Reflections - Hello Kitty and Noh Theater Mask
The symbol of “kawaii” aesthetic, Hello Kitty, a white cat born in 1974, is ending her career.
In Search of Adorable, as Hello Kitty Gets Closer to Goodbye
The sales of hello kitty goods reached $5 billion per year. The year 2002 was the zenith of her popularity, and has never recovered. Many of my friends in NY had Hello Kitty goods, and I have been interested in why she could gain such popularity in the global market.
One of the unique characteristics of Hello Kitty is the non-existence of mouth. (It made Sanrio difficult to make her into TV animation, one of the main source of the company's revenue.) Probably this characteristic of her is related to Hello Kitty's global popularity.
Since there is no mouth, Hello Kitty does not smile, laugh nor cry. The way of the interpretation of the doll is all depends on the viewers. When the viewer is depressed, the face of Hello Kitty might seems sad, or even cheerful. When the viewer feel happy, the facial expression of Hello Kitty may seems different.

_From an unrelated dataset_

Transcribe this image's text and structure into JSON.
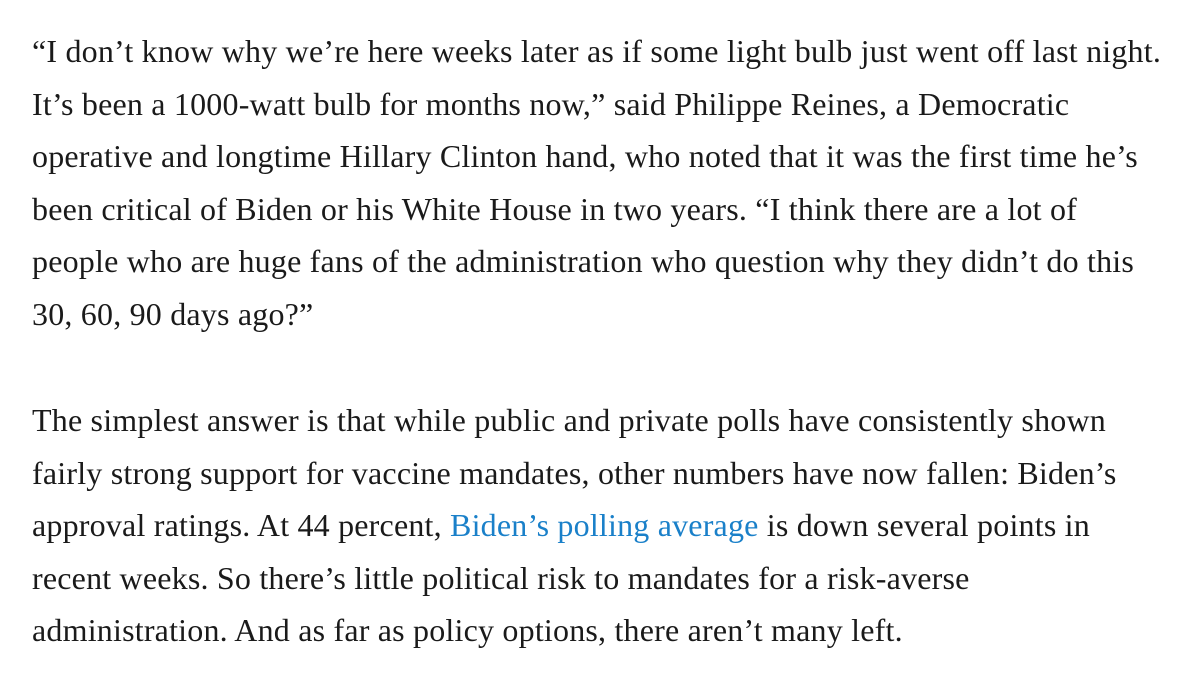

In other word, by eliminating the mouth and facial expression, Hello Kitty invokes multitude of personalities by reflecting of viewer's inner self, from a singular source.
I find this formation similar to Japanese traditional Noh theater mask.
The Noh mask is worn by the main actor, called “Site,” who expresses the features of gods and souls of the dead with magnificent naturalism. Noh mask itself does not contain any facial expression, but the actor expresses joy, by tilting the mask upwards (terasu = shine), and expresses sorrow, by drawn downwards, (kumorasu = cloudy). The slightest movements from side to side project a bewitching effect (furu = swing). Furthermore, the Noh masks themselves are smaller than the face of the actor, and delineating a boundary that traces the pretenses of reality (= nothingness).
I think these are all related to the historical structure of Japanese society. Since Japan did not create its own history of monotheism but maintained strong influence of animism, the idea of “subject”, or “self” could not be identified till the Meiji Restoration. Switching the “subject” or the “self” became possible in both Japanese language structure and social communication in many different ways, which is the uniqueness of Japanese modernity.
Hello Kitty is remarkably "Japanese" character. Let’s say “goodbye” to the kitty, and let’s say “Hello” to the world, by our own way.